De Bren is een Brits 7,7 mm licht machinegeweer uit het interbellum, de Tweede Wereldoorlog en de naoorlogse periode. De eerste prototypes van dit wapen werden gemaakt in 1931 en de serieproductie begon in 1937 en duurde tot 1971. De beginsnelheid van het projectiel dat door dit wapen werd afgevuurd, was tot 730 m / s, en de theoretische vuursnelheid - tot 500 ronden per minuut. Het gewicht van het lege wapen was 10,25 kilogram.
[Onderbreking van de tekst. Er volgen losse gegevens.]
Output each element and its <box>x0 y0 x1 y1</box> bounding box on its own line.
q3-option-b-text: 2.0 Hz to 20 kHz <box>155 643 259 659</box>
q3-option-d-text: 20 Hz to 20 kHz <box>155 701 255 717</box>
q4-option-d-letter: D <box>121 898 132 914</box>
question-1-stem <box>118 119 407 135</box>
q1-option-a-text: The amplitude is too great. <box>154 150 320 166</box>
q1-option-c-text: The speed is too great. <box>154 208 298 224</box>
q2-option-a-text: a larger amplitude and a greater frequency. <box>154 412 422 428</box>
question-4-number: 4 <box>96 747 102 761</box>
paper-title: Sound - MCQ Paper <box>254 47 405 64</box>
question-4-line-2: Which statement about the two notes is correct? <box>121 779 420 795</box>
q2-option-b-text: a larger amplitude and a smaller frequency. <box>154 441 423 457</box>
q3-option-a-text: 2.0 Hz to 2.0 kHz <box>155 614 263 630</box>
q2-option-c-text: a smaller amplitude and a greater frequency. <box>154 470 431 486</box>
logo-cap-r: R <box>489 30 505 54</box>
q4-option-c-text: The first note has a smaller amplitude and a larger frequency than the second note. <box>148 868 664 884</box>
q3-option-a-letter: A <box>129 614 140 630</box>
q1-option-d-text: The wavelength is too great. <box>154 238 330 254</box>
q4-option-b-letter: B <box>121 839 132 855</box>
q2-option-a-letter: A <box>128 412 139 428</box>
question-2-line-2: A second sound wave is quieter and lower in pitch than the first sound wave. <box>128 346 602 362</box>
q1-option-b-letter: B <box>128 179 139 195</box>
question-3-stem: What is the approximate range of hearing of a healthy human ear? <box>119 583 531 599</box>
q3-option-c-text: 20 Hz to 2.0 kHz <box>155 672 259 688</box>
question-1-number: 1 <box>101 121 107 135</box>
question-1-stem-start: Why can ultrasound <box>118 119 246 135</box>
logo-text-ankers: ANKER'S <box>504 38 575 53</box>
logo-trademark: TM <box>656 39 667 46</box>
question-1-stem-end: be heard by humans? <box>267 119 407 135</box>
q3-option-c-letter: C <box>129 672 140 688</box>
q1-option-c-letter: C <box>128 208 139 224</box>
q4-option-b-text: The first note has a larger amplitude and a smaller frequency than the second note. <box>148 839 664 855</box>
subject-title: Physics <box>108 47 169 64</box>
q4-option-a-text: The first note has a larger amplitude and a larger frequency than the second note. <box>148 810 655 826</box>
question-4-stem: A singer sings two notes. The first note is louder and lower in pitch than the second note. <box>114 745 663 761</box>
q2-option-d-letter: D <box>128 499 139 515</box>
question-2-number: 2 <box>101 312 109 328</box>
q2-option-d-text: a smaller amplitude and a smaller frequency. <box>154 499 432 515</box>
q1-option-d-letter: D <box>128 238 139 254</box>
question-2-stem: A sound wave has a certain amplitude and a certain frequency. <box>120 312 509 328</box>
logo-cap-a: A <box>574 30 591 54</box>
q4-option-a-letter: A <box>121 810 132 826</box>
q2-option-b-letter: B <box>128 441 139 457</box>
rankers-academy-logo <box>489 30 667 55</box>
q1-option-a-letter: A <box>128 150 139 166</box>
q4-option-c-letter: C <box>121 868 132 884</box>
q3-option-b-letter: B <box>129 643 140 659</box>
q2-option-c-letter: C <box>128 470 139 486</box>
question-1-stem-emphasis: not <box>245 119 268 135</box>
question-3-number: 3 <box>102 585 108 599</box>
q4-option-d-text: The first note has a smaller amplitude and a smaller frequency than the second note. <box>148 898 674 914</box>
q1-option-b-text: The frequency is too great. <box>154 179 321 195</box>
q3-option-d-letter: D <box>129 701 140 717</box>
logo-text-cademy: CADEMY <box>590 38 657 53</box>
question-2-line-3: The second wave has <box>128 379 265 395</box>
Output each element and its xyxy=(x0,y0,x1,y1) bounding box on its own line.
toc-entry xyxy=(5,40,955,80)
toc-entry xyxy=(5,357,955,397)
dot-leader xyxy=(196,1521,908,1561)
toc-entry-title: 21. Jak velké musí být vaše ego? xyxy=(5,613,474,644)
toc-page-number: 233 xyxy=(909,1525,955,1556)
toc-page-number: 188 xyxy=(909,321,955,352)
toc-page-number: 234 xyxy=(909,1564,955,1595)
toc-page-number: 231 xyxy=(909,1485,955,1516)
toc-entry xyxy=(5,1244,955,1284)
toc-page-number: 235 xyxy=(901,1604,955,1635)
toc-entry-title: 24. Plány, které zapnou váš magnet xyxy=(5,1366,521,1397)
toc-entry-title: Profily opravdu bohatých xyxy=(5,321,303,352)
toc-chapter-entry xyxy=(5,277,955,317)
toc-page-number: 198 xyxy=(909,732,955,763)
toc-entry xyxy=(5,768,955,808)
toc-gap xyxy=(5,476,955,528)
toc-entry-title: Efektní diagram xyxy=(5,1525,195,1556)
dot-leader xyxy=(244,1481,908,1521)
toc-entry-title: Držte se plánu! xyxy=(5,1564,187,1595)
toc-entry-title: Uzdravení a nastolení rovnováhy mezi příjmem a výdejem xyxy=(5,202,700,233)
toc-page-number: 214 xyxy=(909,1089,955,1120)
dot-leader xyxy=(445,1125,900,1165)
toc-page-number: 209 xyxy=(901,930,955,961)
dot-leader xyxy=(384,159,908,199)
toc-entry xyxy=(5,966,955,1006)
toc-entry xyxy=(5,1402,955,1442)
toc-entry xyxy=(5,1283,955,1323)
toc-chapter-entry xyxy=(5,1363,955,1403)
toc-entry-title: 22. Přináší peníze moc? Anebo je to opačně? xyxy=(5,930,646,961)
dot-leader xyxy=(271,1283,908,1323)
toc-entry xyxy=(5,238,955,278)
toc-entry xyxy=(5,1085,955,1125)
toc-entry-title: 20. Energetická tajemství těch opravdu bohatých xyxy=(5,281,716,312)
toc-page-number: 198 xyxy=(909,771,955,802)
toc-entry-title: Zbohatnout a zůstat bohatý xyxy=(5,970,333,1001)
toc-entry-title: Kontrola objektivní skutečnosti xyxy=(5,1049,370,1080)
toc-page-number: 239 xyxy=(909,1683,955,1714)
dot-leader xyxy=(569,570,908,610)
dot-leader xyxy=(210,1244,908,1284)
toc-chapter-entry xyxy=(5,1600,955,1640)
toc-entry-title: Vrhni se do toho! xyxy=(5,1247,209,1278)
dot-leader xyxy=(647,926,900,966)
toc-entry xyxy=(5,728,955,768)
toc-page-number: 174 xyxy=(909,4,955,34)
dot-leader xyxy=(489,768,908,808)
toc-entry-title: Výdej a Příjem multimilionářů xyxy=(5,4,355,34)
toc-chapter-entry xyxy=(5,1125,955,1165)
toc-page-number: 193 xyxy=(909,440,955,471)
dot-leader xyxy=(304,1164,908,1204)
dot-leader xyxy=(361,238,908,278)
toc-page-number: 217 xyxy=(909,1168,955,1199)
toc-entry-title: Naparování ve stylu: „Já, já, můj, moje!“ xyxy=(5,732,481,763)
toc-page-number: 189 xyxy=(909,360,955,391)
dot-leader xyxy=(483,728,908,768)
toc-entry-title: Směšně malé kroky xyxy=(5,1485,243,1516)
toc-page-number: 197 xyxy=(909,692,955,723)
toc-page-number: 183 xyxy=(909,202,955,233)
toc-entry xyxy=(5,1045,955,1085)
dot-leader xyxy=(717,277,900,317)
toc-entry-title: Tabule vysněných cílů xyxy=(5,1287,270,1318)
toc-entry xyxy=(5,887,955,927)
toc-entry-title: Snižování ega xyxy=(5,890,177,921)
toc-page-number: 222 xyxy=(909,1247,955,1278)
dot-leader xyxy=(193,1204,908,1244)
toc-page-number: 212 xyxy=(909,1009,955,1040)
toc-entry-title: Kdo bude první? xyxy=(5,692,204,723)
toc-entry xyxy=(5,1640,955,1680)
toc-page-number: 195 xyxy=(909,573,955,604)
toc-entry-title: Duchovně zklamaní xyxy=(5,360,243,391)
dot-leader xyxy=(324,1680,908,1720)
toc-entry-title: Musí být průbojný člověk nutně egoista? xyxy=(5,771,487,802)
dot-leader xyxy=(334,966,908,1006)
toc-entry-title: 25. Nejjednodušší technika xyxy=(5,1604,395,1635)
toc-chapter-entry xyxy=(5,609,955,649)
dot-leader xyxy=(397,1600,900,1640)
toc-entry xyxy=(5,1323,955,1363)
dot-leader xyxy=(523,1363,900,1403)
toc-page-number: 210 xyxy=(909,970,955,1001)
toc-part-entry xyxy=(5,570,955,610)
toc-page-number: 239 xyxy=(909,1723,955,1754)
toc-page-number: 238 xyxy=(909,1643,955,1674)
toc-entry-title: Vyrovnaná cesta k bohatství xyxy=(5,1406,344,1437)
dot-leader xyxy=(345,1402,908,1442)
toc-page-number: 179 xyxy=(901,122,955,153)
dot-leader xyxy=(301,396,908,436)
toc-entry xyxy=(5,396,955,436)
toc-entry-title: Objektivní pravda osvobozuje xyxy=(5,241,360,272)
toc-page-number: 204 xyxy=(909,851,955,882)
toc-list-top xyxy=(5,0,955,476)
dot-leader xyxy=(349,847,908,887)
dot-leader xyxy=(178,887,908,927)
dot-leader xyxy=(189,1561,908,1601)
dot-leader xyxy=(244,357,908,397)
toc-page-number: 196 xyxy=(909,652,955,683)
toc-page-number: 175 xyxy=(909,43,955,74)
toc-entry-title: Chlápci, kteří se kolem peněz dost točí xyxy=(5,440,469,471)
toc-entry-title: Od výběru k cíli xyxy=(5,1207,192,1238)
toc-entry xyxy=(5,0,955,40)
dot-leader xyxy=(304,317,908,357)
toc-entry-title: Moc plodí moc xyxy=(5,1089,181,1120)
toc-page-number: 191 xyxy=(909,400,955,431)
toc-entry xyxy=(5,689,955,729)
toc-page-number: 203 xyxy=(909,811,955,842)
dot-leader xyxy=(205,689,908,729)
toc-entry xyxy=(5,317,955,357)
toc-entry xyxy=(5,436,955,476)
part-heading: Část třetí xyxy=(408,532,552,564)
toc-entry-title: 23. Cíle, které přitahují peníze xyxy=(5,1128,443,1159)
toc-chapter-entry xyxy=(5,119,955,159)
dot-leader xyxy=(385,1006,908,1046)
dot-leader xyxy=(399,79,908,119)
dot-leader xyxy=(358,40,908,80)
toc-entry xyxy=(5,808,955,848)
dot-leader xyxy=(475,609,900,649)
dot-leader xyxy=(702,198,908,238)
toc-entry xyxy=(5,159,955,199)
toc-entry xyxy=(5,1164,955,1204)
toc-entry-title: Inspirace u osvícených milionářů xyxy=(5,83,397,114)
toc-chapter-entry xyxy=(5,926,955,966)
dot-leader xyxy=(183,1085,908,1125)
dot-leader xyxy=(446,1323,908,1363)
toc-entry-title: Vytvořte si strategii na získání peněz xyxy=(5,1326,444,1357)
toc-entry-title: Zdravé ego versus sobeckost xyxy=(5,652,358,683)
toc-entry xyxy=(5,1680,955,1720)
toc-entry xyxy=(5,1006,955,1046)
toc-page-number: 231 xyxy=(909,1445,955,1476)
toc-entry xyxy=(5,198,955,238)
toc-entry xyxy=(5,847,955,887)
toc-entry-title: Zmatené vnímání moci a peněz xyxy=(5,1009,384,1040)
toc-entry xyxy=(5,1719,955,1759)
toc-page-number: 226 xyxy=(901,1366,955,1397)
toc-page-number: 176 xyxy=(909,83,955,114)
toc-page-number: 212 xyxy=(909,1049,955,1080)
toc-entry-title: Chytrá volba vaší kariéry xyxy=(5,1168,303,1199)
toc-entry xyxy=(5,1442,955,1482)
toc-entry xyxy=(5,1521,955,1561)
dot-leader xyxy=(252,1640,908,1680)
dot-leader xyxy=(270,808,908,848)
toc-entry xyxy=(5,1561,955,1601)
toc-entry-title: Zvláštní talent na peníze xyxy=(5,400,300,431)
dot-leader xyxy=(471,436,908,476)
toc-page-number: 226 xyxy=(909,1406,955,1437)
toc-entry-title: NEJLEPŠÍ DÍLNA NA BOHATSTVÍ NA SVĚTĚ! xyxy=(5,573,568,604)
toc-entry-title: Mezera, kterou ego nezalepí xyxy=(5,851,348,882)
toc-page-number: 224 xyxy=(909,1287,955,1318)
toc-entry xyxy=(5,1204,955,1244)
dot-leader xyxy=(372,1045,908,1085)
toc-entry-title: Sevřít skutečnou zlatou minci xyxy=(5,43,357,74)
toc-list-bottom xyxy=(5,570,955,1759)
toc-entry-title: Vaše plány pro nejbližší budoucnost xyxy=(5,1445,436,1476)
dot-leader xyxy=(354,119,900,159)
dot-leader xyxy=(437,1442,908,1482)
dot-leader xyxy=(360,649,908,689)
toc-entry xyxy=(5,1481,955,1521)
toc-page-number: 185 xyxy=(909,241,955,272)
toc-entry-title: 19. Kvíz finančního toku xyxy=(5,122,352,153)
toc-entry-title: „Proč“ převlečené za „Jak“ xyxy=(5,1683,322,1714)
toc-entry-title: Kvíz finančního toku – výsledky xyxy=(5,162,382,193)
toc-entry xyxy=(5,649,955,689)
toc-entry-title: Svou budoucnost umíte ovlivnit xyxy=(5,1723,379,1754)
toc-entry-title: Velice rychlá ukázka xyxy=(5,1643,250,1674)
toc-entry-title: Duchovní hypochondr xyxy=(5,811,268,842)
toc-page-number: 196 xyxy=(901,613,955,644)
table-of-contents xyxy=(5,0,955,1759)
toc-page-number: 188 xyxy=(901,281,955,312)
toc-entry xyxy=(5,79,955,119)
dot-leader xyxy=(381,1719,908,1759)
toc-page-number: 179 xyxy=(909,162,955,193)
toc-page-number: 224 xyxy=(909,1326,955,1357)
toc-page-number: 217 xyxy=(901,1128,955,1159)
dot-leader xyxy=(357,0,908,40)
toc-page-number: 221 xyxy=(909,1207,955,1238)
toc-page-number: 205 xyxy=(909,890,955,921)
Het effectieve bereik van het schot was niet groter dan 550 meter, terwijl het maximale bereik van het wapen ongeveer 1700 meter bereikte.
Het Bren-geweer was in wezen een aanpassing van het Tsjechoslowaakse ZB vz.26-machinegeweer, dat onder licentie zou worden vervaardigd in de Royal Small Arms Factory in Enfield. Vergeleken met het origineel verschilde de Brn in zijn kaliber, het ontwerp van de stuitkamer en het vereenvoudigde proces van het ontvouwen van het wapen. Het was ook nauwkeuriger, hoewel dit werd bereikt ten koste van een afname van de theoretische vuursnelheid. Tijdens de Tweede Wereldoorlog werden op dezelfde manier gestructureerde versies van de Mk. ik, mk. II en Mk. III. Aan de andere kant verscheen in 1959 de L4-versie, die de 7,62 x 51 mm-cartridge gebruikte die was gestandaardiseerd voor de behoeften van de NAVO. Het Bren-geweer werd beschouwd als een zeer succesvol en effectief wapen op het slagveld. Het werd niet alleen in de strijd gebruikt tijdens de Tweede Wereldoorlog, maar ook tijdens de Koreaanse Oorlog (1950-1953) of tijdens de Falklandoorlog (1982).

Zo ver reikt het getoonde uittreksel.